O cofundador Felipe Seligman trabalhava na Folha de S.Paulo, cobrindo assuntos relacionados ao judiciário quando percebeu que ele não era necessariamente capaz de fornecer a determinados segmentos de público-alvo as informações técnicas e analíticas detalhadas de que precisavam.

“Para o leitor comum que quer apenas estar bem informado, muito do que abordávamos era muito técnico e difícil. Portanto, não tínhamos um grande número de leitores para esses tipos de artigos", diz ele.

“Por outro lado, tínhamos pessoas que precisavam de informações mais detalhadas porque estavam trabalhando nesse campo, como advogados ou investidores. Você estava no limbo, escrevendo para um público que não queria necessariamente ler essa cobertura, embora não fosse capaz de entrar em detalhes suficientes para as pessoas que queriam. Essa foi a motivação por trás da criação do JOTA. ”

Inicialmente focado em cobrir apenas o judiciário, o JOTA rapidamente se mostrou bem-sucedido (o site tornou-se lucrativo apenas um ano após o lançamento), o que o levou a expandir a cobertura para todos os ramos do governo. Sua equipe cresceu de apenas cinco pessoas inicialmente para cerca de 60 pessoas hoje, com escritórios em Brasília, São Paulo e Rio de Janeiro.

Em 2019, conquistou o World Digital Media Award da WAN-IFRA de Melhor Start -Up de Notícias Digitais, com um jurado o chamando de "um produto de qualidade inquestionável, que se destaca pelo seu modelo de negócios".

O JOTA está direcionado tanto a assinantes individuais quanto a clientes corporativos, com diferentes ofertas de assinatura. Após o registro, os leitores têm acesso a 10 artigos por mês gratuitamente, bem como a vários boletins.

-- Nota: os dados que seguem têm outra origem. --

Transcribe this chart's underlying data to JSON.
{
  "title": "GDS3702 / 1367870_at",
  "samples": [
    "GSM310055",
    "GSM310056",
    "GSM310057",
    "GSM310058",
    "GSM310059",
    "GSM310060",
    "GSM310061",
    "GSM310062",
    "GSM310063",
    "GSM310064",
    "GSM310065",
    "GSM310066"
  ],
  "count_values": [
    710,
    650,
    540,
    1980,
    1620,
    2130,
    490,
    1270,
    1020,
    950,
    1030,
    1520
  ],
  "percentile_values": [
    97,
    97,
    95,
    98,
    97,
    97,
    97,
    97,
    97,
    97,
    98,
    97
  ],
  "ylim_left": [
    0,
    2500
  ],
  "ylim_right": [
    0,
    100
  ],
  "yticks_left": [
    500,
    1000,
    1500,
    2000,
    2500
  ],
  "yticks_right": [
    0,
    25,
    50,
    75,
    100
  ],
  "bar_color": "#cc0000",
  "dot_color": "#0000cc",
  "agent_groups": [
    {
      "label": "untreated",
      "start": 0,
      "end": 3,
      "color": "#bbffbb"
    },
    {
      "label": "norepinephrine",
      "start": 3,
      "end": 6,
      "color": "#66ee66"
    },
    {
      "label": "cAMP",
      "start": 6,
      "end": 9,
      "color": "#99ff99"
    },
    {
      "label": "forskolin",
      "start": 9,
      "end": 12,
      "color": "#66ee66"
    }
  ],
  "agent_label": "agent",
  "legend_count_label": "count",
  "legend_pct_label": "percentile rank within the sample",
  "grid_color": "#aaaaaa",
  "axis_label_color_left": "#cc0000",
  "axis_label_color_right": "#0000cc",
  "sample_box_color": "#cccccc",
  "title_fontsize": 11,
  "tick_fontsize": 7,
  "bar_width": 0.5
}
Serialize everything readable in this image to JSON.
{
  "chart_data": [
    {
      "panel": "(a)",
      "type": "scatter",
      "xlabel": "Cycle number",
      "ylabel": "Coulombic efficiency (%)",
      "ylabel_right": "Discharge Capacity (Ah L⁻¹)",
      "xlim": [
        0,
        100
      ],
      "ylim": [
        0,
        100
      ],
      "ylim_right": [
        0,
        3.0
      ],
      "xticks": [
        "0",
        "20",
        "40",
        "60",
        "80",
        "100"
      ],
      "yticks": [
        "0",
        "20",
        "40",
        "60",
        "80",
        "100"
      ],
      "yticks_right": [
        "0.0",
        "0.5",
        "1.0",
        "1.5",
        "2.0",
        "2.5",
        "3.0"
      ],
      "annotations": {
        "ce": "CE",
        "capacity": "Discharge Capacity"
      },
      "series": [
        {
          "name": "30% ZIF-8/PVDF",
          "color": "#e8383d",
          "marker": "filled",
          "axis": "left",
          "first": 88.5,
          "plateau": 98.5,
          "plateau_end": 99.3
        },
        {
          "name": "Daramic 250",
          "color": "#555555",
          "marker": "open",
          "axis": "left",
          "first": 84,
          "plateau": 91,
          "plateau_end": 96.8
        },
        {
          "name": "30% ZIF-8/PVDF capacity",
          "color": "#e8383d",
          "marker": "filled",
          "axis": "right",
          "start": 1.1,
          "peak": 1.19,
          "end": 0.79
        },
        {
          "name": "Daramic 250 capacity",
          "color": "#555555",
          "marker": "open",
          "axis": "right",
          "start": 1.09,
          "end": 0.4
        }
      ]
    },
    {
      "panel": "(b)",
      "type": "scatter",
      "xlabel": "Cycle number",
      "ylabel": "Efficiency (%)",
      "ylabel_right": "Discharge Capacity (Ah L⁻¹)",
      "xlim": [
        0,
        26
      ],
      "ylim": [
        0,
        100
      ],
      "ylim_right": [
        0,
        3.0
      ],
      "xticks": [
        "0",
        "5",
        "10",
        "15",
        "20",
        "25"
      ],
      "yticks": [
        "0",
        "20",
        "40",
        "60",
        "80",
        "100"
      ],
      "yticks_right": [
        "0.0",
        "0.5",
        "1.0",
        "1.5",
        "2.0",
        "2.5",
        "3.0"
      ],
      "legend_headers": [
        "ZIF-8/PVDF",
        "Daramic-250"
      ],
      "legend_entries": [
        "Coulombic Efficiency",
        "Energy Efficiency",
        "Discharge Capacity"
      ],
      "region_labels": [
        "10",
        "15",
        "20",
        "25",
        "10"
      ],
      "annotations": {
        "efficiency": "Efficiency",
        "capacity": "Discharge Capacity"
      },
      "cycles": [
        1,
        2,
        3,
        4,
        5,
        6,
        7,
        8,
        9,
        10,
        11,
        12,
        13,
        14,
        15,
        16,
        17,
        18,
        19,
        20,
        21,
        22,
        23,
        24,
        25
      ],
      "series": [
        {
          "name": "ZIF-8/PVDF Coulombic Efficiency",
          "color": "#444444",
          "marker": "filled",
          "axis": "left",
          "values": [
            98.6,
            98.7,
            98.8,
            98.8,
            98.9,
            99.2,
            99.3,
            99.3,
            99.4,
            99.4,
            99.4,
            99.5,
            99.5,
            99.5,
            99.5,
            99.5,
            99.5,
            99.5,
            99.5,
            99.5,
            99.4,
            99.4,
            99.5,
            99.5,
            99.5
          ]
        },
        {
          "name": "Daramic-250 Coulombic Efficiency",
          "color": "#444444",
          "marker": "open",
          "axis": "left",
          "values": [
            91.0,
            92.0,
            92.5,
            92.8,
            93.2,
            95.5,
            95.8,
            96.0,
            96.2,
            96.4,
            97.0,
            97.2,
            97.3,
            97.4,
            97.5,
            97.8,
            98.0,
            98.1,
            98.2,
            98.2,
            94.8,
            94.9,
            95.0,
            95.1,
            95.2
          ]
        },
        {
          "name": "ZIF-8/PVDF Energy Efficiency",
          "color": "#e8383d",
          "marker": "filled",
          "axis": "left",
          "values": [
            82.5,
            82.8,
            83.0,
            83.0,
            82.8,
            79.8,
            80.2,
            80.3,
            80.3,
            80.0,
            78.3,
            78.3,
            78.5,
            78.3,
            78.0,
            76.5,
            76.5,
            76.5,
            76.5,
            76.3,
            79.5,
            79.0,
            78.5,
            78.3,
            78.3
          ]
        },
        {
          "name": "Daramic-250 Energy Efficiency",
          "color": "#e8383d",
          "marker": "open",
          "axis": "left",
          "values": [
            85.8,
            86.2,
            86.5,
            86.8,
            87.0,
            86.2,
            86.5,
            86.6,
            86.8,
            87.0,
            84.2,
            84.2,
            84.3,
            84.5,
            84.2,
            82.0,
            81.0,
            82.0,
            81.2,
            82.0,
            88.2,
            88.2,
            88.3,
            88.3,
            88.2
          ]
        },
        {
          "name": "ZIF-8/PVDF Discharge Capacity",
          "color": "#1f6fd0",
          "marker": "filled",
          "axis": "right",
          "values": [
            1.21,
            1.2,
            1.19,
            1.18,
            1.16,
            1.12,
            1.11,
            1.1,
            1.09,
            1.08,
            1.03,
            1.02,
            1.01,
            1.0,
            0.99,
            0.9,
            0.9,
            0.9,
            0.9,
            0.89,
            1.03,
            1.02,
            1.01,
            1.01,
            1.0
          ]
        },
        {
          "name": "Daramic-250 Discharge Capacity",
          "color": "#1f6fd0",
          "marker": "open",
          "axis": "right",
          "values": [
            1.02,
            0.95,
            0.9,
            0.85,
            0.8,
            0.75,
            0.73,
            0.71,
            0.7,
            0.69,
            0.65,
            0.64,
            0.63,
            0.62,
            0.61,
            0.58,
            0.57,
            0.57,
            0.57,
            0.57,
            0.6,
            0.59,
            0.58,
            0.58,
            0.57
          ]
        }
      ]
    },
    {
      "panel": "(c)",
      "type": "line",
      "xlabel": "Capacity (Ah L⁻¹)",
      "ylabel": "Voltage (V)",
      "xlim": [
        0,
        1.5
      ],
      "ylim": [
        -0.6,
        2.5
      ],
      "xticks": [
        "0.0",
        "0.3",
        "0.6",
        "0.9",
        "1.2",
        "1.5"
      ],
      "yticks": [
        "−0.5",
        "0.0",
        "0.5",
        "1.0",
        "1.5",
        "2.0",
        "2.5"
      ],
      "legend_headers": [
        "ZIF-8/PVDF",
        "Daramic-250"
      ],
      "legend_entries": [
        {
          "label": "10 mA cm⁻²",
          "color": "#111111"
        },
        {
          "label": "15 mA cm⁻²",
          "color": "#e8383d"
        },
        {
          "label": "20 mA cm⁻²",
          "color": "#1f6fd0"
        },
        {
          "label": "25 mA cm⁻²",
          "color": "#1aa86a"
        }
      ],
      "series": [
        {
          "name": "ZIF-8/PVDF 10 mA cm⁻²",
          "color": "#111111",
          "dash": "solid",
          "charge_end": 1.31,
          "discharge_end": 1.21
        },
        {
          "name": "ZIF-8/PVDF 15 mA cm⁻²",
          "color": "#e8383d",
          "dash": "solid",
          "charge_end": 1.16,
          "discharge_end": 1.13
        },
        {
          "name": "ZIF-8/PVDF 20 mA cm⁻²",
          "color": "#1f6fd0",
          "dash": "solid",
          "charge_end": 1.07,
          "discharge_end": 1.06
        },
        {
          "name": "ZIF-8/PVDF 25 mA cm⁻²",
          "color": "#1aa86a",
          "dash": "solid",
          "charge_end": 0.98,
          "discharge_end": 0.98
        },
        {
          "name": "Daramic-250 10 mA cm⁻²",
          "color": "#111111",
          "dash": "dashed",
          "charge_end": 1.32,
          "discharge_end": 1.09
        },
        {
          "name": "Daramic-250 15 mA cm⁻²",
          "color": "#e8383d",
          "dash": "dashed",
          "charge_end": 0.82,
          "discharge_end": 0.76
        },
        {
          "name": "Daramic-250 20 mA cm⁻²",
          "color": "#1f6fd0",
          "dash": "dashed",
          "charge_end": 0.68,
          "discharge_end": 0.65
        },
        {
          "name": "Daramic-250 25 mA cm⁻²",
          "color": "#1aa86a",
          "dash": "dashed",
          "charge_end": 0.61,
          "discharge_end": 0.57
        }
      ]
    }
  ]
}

Uma assinatura individual custa R$ 19,90 por mês (cerca de € 4,40) e inclui artigos no site, uma análise diária de notícias do campo jurídico e vários boletins. O JOTA tem cerca de 600.000 visitantes únicos por mês e uma base de 300.000 leitores registrados. Todo mês, cerca de 15.000 pessoas se inscrevem gratuitamente, diz Seligman.

Uma organização orientada para o produto

O fluxo de receita mais importante, no entanto, são as assinaturas profissionais destinadas a empresas e corporações, que representam 70% da receita do JOTA.

“Temos uma organização muito orientada para o produto, por isso, sempre colocamos nossos leitores, nossos consumidores no centro e pensamos em suas necessidades” - Felipe Seligman, cofundador do JOTA

“Como podemos evoluir constantemente para garantir que possamos atender às necessidades dele  não apenas hoje, mas amanhã e a longo prazo? Essa é a nossa mentalidade. É por isso que continuamos evoluindo ”, diz ele.

Com isso em mente, o  JOTA oferece a seus clientes uma ampla variedade de produtos para escolher, a fim de garantir que todas as suas necessidades de informações sejam atendidas.

Eles podem assinar três pacotes temáticos (ou verticais): JOTA Tributário, focado em questões tributárias, JOTA Poder, que lida com instituições governamentais, e JOTA Saúde, que aborda tópicos relacionados à saúde.

Cada um possui três opções de assinatura (básica, essencial e completa), que fornece serviços diferentes.

Por exemplo, a opção "básica" para a vertical tributária inclui um boletim pela manhã com as notícias mais importantes relacionadas à tributação do JOTA e dos principais jornais, além de acesso ilimitado ao site.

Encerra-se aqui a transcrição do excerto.